Hari ini, harusnya aku bahagia. Aku baru saja dilantik menjadi seorang pejabat. Aku menjadi wakil rakyat di DPR. Kedudukan itu bagiku adalah pencapaian tertinggi dalam hidupku, mengingat dalam PEMILU lalu pesaingku sangatlah berat. Apalagi aku tak punya banyak uang untuk dana kampanye. Aku hanya mengandalkan niat ingin merubah negeri ini dengan cara yang aku bisa. Jika ada yang bersedia memilih ya syukur, tak ada pun tak apa. Toh aku tak merasa dirugikan secara finansial. Masuk ke dunia politik hanya bermodal dengkul. Tidak ada poster dan selebaran yang bertuliskan namaku. Apalagi untuk biaya pembuatan kaos yang di depannya terdapat gambarku, sungguh aku tak punya modal untuk itu. Aku hanya menggunakan satu cara politik untuk berkampanye: menitip pesan pada setiap orang yang kutemui bahwa aku sedang nyaleg tapi tak bermodal, jadi mohon keikhlasannya untuk mencoblos. Dan rupa-rupanya kejujuranku itu membuat banyak orang simpati hingga kemudian mengantarkanku duduk di kursi wakil rakyat.
Saat pelantikan berlangsung aku bahagia. Tapi sayang itu hanya tipu daya. Memang, kursi wakil rakyat terlihat nampak empuk dan nyaman. Saking empuknya banyak orang yang berjuang keras memperebutkannya. Mereka yang kalah gigit jari dan tentunya merasa rugi, terlebih segala harta telah habis tak bersisa demi ambisi. Ujung-ujungnya timbul iri hati pada mereka yang juara. Apalagi sang juara itu adalah diriku, perempuan lemah dari keluarga tak berpunya dan hanya berpendidikan SMA.
“Apa pantasnya dia jadi wakil rakyat? Dia hanya tamatan SMA. Dia juga janda perebut laki orang. Orang yang duduk di kursi DPR hanyalah mereka yang bermartabat bukan seorang pelakor.” Teriak Majid di hadapan para tetanggaku. Majid adalah pesaingku yang terlihat paling dengki atas kemenanganku.
Aku tahu, aku pernah melakukan kesalahan fatal. Aku pernah menikah dengan suami beristri. Gara-gara kehadiranku, istri pertama suamiku akhirnya sakit keras. Sebagai sesama wanita aku tahu diri. Dengan ikhlas aku mengembalikan suamiku pada istri pertamanya. Aku pun menjanda untuk ke dua kalinya.
Setelah beberapa bulan bercerai, tiba -tiba aku mendengar berita bahwa istri pertama mantan suamiku itu meninggal mendadak. Aku terkejut karena sepengetahuanku dia sangat sehat. Tapi lebih terkejut lagi ketika aku dengar bahwa orang-orang telah sibuk bergosip bahwa dia meninggal karenaku. Mereka bilang aku tidak ikhlas berpisah dengan suamiku dan menyantet istri pertamanya. Ya, Tuhan! Sungguh fitnah yang teramat keji! Fitnah yang membuatku harus terasing dari pergaulan selama bertahun-tahun.
Dan kini, di saat aku bangkit dan mencapai puncak tertinggi mimpiku, ujian berat kembali harus kupikul. Aku harus rela menangis di saat orang-orang ber-euforia atas pelantikan wakil rakyat ini.

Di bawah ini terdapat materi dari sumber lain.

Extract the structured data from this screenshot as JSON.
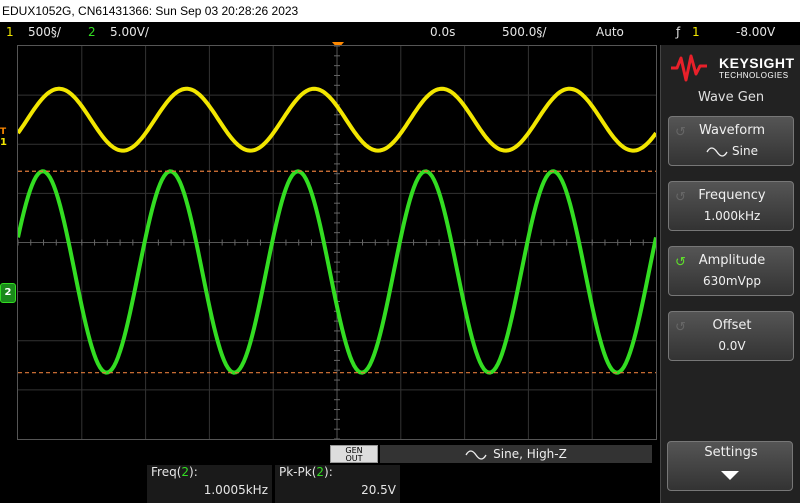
{
  "title_bar": {
    "text": "EDUX1052G, CN61431366: Sun Sep 03 20:28:26 2023"
  },
  "status": {
    "ch1_num": "1",
    "ch1_scale": "500§/",
    "ch2_num": "2",
    "ch2_scale": "5.00V/",
    "delay": "0.0s",
    "timebase": "500.0§/",
    "trigger_mode": "Auto",
    "trigger_icon": "ƒ",
    "trigger_ch": "1",
    "trigger_level": "-8.00V"
  },
  "screen": {
    "ch1_marker": "1",
    "ch2_marker": "2",
    "ch1_trig_label": "T"
  },
  "brand": {
    "name": "KEYSIGHT",
    "sub": "TECHNOLOGIES"
  },
  "menu": {
    "title": "Wave Gen",
    "softkeys": [
      {
        "label": "Waveform",
        "value": "Sine",
        "value_icon": "sine-wave-icon",
        "active": false
      },
      {
        "label": "Frequency",
        "value": "1.000kHz",
        "active": false
      },
      {
        "label": "Amplitude",
        "value": "630mVpp",
        "active": true
      },
      {
        "label": "Offset",
        "value": "0.0V",
        "active": false
      }
    ],
    "settings_label": "Settings"
  },
  "wavegen_bar": {
    "badge_line1": "GEN",
    "badge_line2": "OUT",
    "text": "Sine, High-Z"
  },
  "measurements": [
    {
      "label": "Freq(",
      "ch": "2",
      "label_end": "):",
      "value": "1.0005kHz"
    },
    {
      "label": "Pk-Pk(",
      "ch": "2",
      "label_end": "):",
      "value": "20.5V"
    }
  ],
  "colors": {
    "ch1": "#f2e600",
    "ch2": "#33dd22",
    "trigger": "#ff8800",
    "active_knob": "#5fe02a"
  },
  "waves": {
    "ch1": {
      "cycles": 5,
      "peak_to_peak_divisions": 1.26,
      "center_division": 1.5
    },
    "ch2": {
      "cycles": 5,
      "peak_to_peak_divisions": 4.1,
      "center_division": 4.6
    }
  }
}
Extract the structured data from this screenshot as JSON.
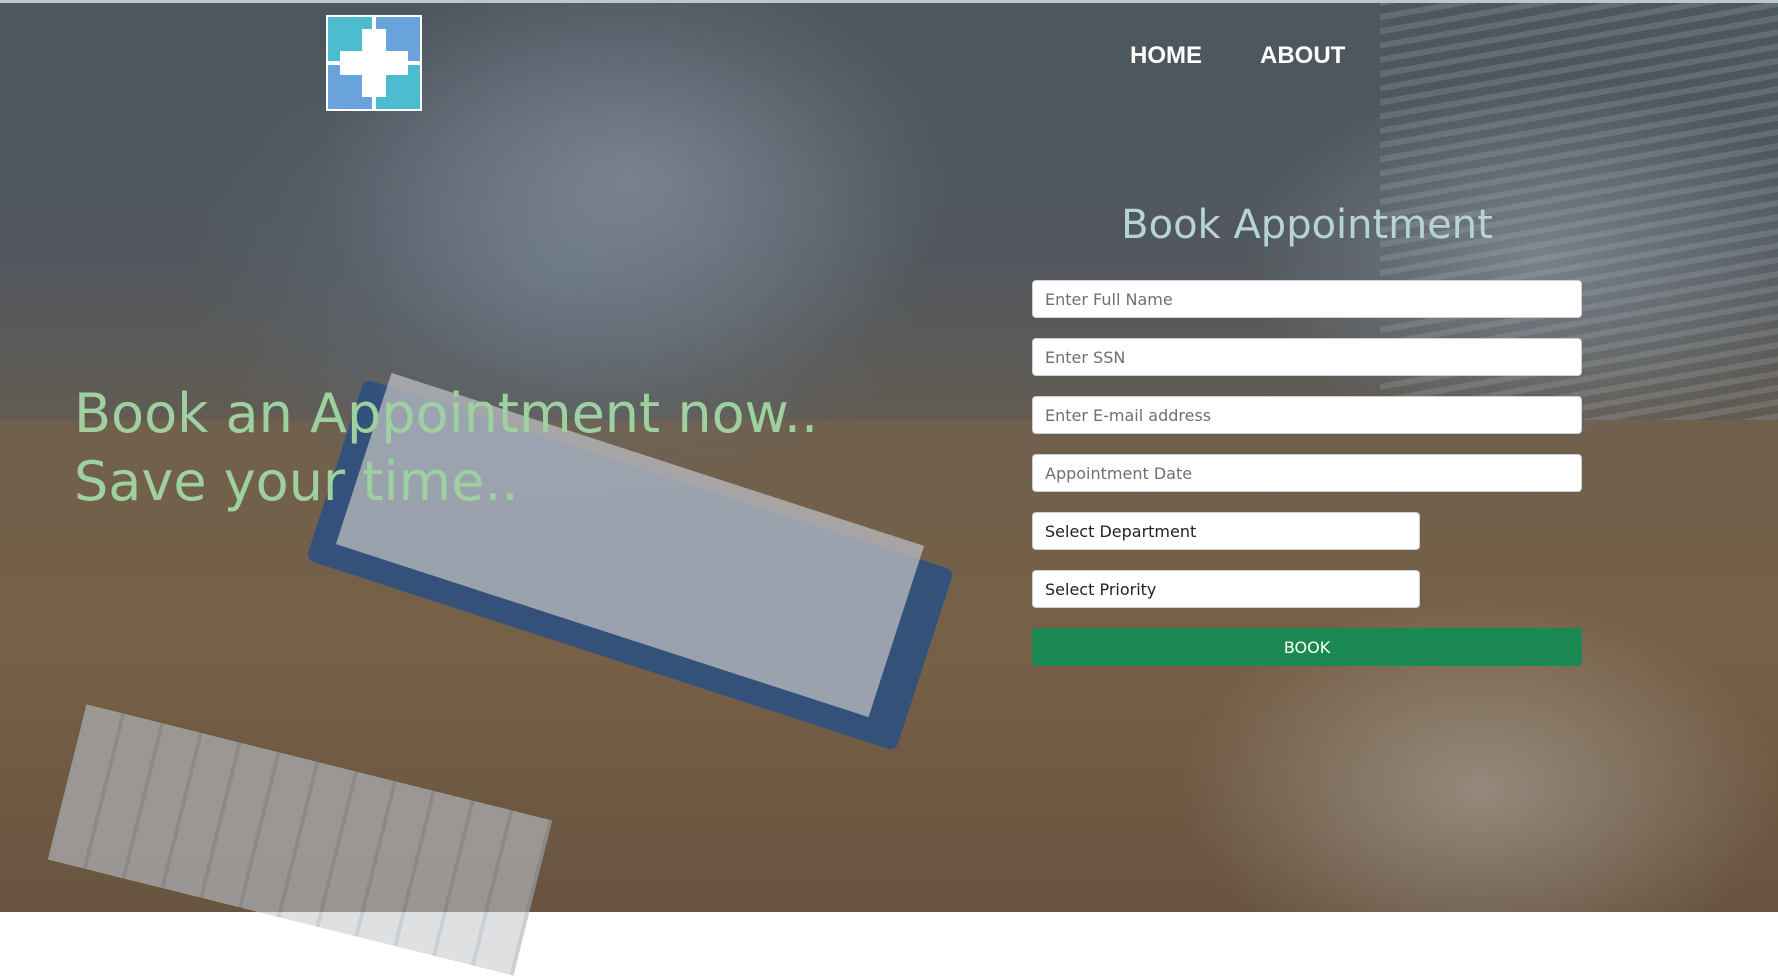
{
  "nav": {
    "home_label": "HOME",
    "about_label": "ABOUT"
  },
  "hero": {
    "line1": "Book an Appointment now..",
    "line2": "Save your time.."
  },
  "form": {
    "title": "Book Appointment",
    "full_name_placeholder": "Enter Full Name",
    "ssn_placeholder": "Enter SSN",
    "email_placeholder": "Enter E-mail address",
    "date_placeholder": "Appointment Date",
    "department_selected": "Select Department",
    "priority_selected": "Select Priority",
    "submit_label": "BOOK"
  },
  "colors": {
    "tagline": "#9fd09f",
    "form_title": "#b7d4d4",
    "book_button": "#1b8a52",
    "logo_teal": "#4dbcd0",
    "logo_blue": "#6aa2dc"
  }
}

“Ibu-ibu, bapak-bapak…saya yakin dia menang karena kecurangan. Mana ada wanita seperti dia bisa meraih suara terbanyak. Uang saja tidak punya. Hari gini tidak ada yang gratisan, kalau tidak ada amplop mana mungkin orang-orang mau memilih.” Teriak Majid di hadapan para tetanggaku.
Dia memang tampak kesetanan, tiba-tiba datang kerumahku dan berkoar-koar menumpahkan segala amarahnya. Tak ayal para tetangga pun ke luar dan menonton pertunjukannya.
“Pelakor mau jadi anggota DPR, nyari mangsa ya? Jangan-jangan nanti kamu embat pejabat dan kamu santet istrinya, ya kan?!” Semakin bengis saja tuduhan Majid. Rasa dengkinya akan kemenanganku benar-benar menguasai akal sehatnya.
“Sudah Pak Majid, tidak baik memfitnah. Mbak Arum sudah ditetapkan sebagai pemenang. Berlapang dadalah!” Pak RW berusaha menenangkan.
“Aku sudah berkorban banyak. Sawah ladangku telah habis terjual buat biaya politikku. Tapi lihat sekarang siapa yang menang? Wanita penjual sayur ini mengalahkanku. Punya apa dia? Dasar wanita sialan!” Majid terus mengumpatiku. Telunjuk kedengkiannya hampir menyentuh batang hidungku.
“Mari Pak kita ke rumah bapak dulu. Tenangkan diri bapak. Kalau Mbak Arum menang, ya itu sudah rezeqinya.” Sebisa mungkin Pak RW meredamkan angkara murka Majid. Dia menggandeng pundak Majid lalu perlahan membawa pergi dari hadapanku.
“Hey wanita jalang, awas ya!” Dari kejauhan Majid kembali mengumpatiku. Jarinya terus menunjuk-nunjuk. Sorot matanya penuh dengan dendam kesumat.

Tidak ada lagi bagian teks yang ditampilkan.